The Delhi Bench of the Income Tax Appellate Tribunal (ITAT) dismissed two appeals filed by the Revenue against the order of the Principal Commissioner of Income Tax (Appeals) pertaining to Assessment Years (AYs) 2010-11 and 2011-12. The dispute concerned the validity of assessments framed under Sections 153C read with 144 of the Income-tax Act, 1961, and the determination of the relevant block period applicable to a non-searched person.

The Assessing Officer initiated proceedings under Section 153C against the assessee following a search conducted on the Alankit Group on 18.10.2019. A satisfaction note under Section 153C was recorded by the Assessing Officer of the searched party on 24.06.2022, and the seized material was handed over to the Assessing Officer having jurisdiction over the assessee on the same date. Subsequently, the Assessing Officer of the assessee recorded satisfaction under Section 153C on 31.11.2022 and issued notice under Section 153C on 05.07.2023.

The assessee challenged the proceedings before the CIT(A), who allowed the appeal. The Revenue contested this decision before the ITAT, arguing against the CIT(A)’s finding that the block period under Sections 153C and 153A should be computed from the date on which the books of account, documents, or assets seized were received by the Assessing Officer of the non-searched person, rather than from the date of initiation of the search.

Before the Tribunal, the assessee contended that since satisfaction in the case of the non-searched person was recorded on 31.11.2022, the relevant assessment year became AY 2023-24 under the first proviso to Section 153C. Consequently, the ten assessment years immediately preceding the relevant assessment year would extend only from AY 2014-15 onwards. Therefore, AYs 2010-11 and 2011-12 fell outside the permissible block period, and the Assessing Officer lacked jurisdiction to initiate proceedings for those years. Reliance was placed on the decision of the Delhi High Court in Ojjus Medicare Pvt. Ltd. & Others.

The ITAT observed that the issue was no longer res integra in view of the Supreme Court’s decision in CIT v. Jasjit Singh. Referring to that judgment, the Tribunal noted that the first proviso to Section 153C was enacted not only to address the issue of abatement but also to determine the date from which the relevant block period should be reckoned in the case of a third party whose premises had not been searched. The Supreme Court had recognized that delays in forwarding seized materials to the jurisdictional Assessing Officer of the non-searched person could prejudice such persons if the computation were linked back to the original date of search.

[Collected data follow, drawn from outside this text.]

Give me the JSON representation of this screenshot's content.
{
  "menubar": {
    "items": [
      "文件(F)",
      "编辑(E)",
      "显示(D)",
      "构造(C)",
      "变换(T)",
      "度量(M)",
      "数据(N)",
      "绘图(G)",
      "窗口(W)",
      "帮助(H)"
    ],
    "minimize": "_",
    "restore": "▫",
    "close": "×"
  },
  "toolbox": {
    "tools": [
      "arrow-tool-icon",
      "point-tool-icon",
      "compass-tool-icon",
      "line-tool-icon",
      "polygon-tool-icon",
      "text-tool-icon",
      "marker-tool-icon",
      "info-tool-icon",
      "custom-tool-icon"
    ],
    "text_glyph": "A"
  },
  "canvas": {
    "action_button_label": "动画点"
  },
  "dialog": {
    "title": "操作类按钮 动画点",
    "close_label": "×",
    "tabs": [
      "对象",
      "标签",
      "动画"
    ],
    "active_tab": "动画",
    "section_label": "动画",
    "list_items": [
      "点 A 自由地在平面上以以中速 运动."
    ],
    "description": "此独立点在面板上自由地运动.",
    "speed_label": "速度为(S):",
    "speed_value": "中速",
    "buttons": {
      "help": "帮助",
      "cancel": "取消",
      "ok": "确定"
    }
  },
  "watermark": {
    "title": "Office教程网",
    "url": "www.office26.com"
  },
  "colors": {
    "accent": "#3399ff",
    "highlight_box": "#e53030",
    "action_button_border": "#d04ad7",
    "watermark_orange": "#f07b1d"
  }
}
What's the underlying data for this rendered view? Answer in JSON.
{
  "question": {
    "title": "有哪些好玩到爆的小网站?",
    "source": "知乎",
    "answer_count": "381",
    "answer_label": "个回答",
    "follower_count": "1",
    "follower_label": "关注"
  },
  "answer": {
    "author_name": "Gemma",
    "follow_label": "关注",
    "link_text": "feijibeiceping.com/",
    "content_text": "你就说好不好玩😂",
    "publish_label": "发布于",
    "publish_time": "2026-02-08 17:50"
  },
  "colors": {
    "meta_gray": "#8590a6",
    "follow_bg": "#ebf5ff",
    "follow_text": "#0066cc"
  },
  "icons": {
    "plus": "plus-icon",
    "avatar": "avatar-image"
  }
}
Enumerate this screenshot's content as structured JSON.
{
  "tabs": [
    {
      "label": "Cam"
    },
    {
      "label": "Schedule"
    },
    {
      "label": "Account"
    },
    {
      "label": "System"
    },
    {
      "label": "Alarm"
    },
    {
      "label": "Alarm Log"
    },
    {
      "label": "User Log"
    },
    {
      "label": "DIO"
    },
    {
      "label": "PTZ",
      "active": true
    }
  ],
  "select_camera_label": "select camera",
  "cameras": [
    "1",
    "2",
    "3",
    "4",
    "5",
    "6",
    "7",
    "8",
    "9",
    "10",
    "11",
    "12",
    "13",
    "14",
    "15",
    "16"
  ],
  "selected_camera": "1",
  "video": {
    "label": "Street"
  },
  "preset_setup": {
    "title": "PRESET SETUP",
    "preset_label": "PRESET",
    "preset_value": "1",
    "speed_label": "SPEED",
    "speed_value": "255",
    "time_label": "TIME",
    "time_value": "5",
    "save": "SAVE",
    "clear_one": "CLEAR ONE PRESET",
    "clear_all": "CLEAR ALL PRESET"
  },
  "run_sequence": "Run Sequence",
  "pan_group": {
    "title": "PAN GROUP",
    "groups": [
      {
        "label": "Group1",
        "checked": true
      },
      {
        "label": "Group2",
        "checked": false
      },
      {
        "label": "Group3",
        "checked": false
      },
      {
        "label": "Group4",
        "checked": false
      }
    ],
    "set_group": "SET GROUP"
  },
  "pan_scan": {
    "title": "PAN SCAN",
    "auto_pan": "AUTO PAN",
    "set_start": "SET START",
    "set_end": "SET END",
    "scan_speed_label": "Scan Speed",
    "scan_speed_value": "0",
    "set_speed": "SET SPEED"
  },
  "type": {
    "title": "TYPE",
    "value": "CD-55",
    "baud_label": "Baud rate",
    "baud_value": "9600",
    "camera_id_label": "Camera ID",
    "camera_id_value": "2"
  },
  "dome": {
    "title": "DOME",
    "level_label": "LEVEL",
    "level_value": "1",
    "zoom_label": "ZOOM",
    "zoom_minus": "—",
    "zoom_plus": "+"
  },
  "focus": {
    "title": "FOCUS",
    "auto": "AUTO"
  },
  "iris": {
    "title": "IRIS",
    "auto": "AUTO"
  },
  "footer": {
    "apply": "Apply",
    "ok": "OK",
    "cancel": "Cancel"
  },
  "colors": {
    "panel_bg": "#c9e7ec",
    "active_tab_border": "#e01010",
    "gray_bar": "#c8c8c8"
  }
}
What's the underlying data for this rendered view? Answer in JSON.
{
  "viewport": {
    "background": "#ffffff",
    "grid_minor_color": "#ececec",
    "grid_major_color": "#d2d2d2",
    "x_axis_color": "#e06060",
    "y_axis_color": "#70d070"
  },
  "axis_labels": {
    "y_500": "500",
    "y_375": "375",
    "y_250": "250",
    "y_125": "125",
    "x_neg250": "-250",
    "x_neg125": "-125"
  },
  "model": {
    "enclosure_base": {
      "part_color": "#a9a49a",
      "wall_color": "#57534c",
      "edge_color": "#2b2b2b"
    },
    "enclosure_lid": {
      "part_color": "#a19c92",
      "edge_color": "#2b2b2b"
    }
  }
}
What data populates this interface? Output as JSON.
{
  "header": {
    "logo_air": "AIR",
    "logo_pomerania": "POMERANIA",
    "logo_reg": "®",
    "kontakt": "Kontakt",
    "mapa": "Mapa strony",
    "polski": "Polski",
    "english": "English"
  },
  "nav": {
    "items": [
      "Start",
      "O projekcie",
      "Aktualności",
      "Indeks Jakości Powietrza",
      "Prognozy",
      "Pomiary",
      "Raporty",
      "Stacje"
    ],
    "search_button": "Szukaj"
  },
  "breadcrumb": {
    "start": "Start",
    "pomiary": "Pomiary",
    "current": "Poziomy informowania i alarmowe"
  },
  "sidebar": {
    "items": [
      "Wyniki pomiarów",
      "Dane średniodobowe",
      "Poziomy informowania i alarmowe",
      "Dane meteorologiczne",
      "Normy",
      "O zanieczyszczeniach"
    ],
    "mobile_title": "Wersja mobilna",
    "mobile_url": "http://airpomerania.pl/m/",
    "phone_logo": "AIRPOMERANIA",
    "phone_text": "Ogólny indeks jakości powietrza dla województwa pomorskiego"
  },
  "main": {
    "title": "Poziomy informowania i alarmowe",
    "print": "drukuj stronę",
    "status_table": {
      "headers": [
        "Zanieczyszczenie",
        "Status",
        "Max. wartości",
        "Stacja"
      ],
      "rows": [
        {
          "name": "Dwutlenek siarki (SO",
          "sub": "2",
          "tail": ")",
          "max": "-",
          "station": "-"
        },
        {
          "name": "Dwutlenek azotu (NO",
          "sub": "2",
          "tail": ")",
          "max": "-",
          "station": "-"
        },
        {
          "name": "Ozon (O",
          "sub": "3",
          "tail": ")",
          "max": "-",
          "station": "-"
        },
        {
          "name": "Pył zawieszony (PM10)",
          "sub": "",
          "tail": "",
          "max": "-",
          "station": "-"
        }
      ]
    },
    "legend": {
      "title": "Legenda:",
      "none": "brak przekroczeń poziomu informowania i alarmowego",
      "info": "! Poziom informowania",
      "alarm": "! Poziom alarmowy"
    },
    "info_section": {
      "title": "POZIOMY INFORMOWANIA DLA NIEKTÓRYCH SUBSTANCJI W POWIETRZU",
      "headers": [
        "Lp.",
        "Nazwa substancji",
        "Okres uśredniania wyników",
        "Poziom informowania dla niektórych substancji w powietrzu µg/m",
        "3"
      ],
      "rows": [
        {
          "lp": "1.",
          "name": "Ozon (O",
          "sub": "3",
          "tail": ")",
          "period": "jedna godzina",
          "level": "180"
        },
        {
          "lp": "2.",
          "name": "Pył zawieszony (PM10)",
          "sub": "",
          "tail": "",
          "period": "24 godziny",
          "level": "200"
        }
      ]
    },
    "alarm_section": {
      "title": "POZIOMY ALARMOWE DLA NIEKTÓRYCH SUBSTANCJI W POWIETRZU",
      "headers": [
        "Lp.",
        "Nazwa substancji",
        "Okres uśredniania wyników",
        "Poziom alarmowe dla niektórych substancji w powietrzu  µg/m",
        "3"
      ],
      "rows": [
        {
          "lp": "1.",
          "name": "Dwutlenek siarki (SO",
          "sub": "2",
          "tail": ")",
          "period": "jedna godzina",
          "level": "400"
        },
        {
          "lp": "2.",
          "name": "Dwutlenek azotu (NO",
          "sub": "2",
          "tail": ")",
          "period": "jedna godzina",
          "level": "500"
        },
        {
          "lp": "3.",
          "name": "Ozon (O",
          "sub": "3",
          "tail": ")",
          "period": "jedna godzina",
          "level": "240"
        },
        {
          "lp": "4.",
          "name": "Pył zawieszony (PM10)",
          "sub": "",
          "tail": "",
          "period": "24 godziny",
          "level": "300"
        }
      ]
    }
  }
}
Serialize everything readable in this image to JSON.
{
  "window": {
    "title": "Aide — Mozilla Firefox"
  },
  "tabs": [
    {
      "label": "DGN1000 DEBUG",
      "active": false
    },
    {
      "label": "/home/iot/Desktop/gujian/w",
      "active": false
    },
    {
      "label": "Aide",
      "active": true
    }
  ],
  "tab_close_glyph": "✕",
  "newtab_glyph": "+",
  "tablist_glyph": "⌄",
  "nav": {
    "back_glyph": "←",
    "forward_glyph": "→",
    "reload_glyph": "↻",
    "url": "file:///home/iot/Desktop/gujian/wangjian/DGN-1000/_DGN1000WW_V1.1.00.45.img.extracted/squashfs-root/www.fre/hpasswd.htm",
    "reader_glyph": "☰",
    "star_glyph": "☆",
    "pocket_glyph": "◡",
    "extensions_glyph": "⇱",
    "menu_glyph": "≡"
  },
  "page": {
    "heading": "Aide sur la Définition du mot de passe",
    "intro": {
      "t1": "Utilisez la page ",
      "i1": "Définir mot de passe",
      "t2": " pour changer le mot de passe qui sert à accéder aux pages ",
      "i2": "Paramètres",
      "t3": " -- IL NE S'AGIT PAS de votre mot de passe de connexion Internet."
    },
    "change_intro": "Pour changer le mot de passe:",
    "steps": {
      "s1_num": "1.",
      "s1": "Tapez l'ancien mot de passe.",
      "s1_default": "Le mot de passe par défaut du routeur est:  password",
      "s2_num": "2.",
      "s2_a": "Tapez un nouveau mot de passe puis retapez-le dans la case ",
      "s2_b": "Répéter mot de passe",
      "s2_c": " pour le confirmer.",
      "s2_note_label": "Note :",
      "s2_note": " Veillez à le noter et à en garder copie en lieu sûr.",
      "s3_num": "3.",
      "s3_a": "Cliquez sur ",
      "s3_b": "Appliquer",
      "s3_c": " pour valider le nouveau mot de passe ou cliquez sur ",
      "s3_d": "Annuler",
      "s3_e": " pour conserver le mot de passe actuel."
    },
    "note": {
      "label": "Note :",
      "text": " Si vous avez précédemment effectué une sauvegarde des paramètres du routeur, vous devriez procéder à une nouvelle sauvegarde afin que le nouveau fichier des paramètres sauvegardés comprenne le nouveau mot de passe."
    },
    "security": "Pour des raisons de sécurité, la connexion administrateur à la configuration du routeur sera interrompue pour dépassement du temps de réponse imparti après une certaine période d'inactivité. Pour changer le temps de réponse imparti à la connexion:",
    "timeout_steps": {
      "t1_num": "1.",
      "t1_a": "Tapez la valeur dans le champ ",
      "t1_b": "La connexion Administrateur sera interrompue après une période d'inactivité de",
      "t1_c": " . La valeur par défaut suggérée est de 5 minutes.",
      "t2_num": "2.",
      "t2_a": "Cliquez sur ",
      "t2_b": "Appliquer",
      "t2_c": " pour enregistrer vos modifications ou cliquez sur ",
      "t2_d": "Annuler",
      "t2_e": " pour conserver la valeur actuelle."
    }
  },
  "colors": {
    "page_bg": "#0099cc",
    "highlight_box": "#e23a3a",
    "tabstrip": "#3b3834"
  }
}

The Tribunal further referred to the Delhi High Court’s ruling in Ojjus Medicare Pvt. Ltd., which held that the first proviso to Section 153C creates a legal fiction under which the commencement date for computing the six-year or ten-year block period is deemed to be the date of receipt of the books of account, documents, or assets by the jurisdictional Assessing Officer of the non-searched person. The High Court had clarified that, unlike proceedings under Section 153A, where the year of search is the reference point, proceedings under Section 153C require substitution of the year of search with the year in which the seized materials are handed over to the jurisdictional Assessing Officer.

Applying these principles, the Tribunal held that in the present case, the deemed date of search for the assessee, being a non-searched person, was the date on which satisfaction was recorded, namely 31.11.2022. Accordingly, the relevant assessment year was AY 2023-24. As a result, AYs 2010-11 and 2011-12 fell beyond the ten-year block period permissible under Section 153C.

FULL TEXT OF THE ORDER OF ITAT DELHI

These two appeals by the Revenue are directed against the order of the learned Pr. Commissioner of Income Tax (Appeals) – 25, New Delhi under section 250 of the Income Tax, 1961 (hereinafter referred as ‘the Act’) dated 10.10.2025 arising from the Assessment order dated 28.03.2024 under section 153C r.w.s 144 of the Act by the Assessing Officer, DCIT, Circle – 32, New Delhi pertaining to Assessment Years 2010-11 and 2011-12 respectively.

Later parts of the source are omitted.